Rise of Nazism must be addressed promptly
China Daily
1669679919000

Photo taken on July 6, 2021 shows the St. Boniface Indian Industrial School Cemetery in Banning, San Bernardino County, California, the United States. (Photo: Xinhua)

Nazism is still alive. About a week ago, a 31-year-old man hurled anti-Semitic slurs and offered the Nazi salute while crying "Heil Hitler" before passengers preparing to board a plane at an airport in Seattle.

Unless the United States finds a way to reverse the trend of racism and hatred and mend the deep splits in their society, these will only get worse. After all, Nazism grew in Germany and Europe in the 1930s because people were not stopped from targeting a specific race, while propagating the theory of Aryan superiority, and molding ordinary people's minds in such a manner that they stopped seeing others as equals. In Nazi Germany they even protected animals, but not people who did not belong to the Aryan race.

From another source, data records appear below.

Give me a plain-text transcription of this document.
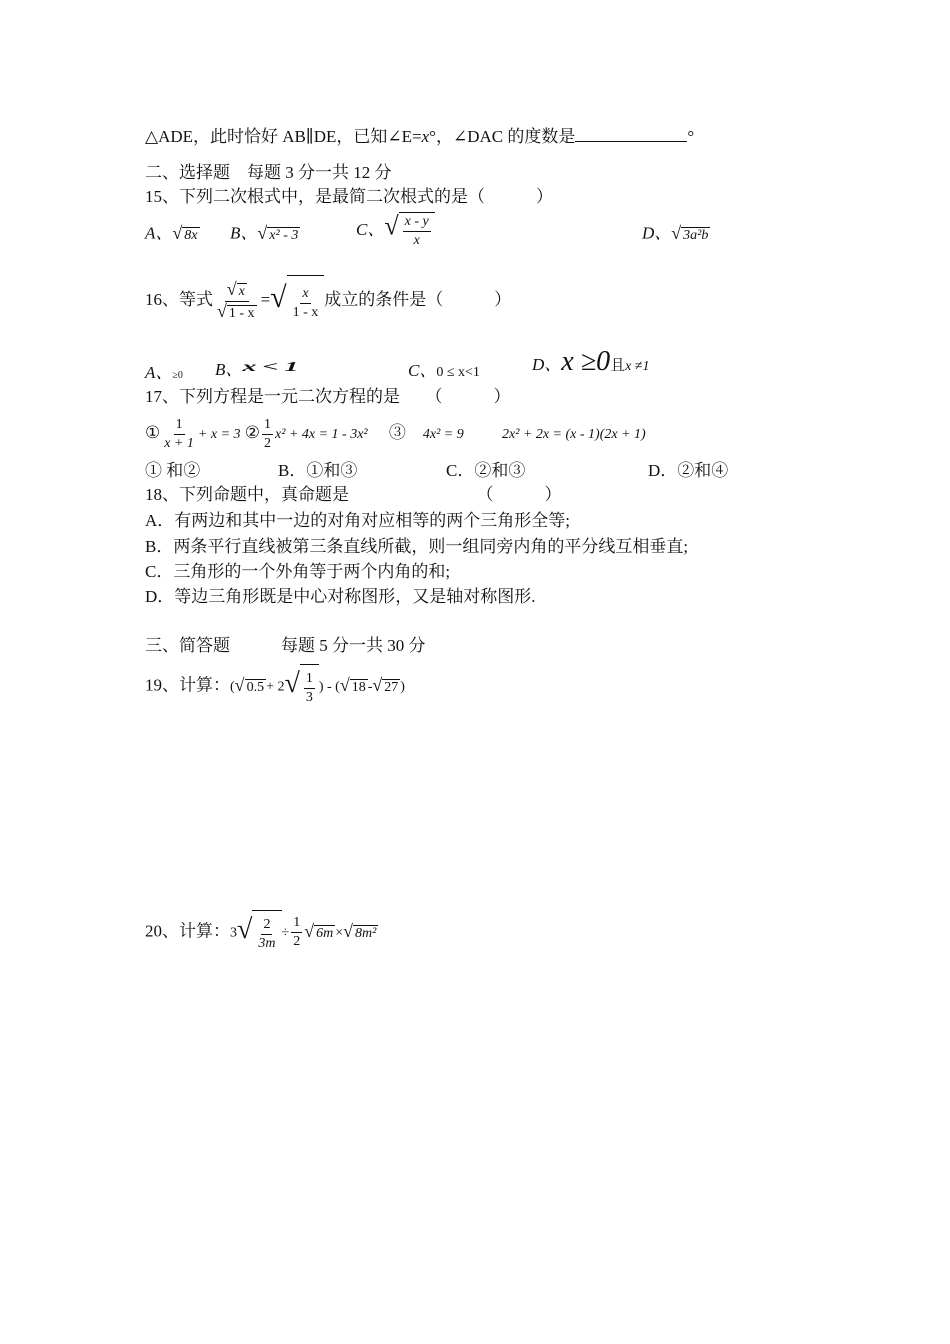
△ADE，此时恰好 AB∥DE，已知∠E=x°，∠DAC 的度数是	°
二、选择题　 每题 3 分一共 12 分
15、下列二次根式中，是最简二次根式的是（　　　）
A、√ 8x B、√ x² - 3	C、√ $\frac{x - y}{x}$	D、√ 3a²b
16、等式 $\frac{√ x}{√ 1 - x}$ =√ $\frac{x}{1 - x}$ 成立的条件是（　　　）
A、≥0 B、x<1	C、0 ≤ x<1	D、x ≥0且x ≠1
17、下列方程是一元二次方程的是　　（　　　）
① $\frac{1}{x + 1} + x = 3$ ② $\frac{1}{2} x^2 + 4x = 1 - 3x^2$ 　 ③　 4x² = 9 　　	2x² + 2x = (x - 1)(2x + 1)
① 和②	B．①和③	C．②和③	D．②和④
18、下列命题中，真命题是　　　　　　　　（　　　）
A．有两边和其中一边的对角对应相等的两个三角形全等;
B．两条平行直线被第三条直线所截，则一组同旁内角的平分线互相垂直;
C．三角形的一个外角等于两个内角的和;
D．等边三角形既是中心对称图形，又是轴对称图形.
三、简答题　　　	每题 5 分一共 30 分
19、计算：(√ $0.5 + 2√ \frac{1}{3}$ ) - (√ 18 -√ 27 )
20、计算：$3√ \frac{2}{3m} \div \frac{1}{2}$ √ 6m ×√ 8m²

That is somewhat similar to what is happening in US society today. Society means companionship or fellowship, but in the current US society, different groups of people do not see each other as companions. Democrats and Republicans label each other as "lamebrains", Anglo-Saxon whites think they own the country and should rule over the others, and the sense of excluding immigrants is popular among some "natives" whose ancestors actually snatched the continent from the indigenous people there.

Social media often serves as a platform for different groups to make hate speeches rather than to talk with each other, because it is easy for hatemongers to bypass social media rules and amplify the hatred in society. It is time the US fixed the splits in society so that the Seattle case remains an isolated one, and not one to be followed by more such hate incidents.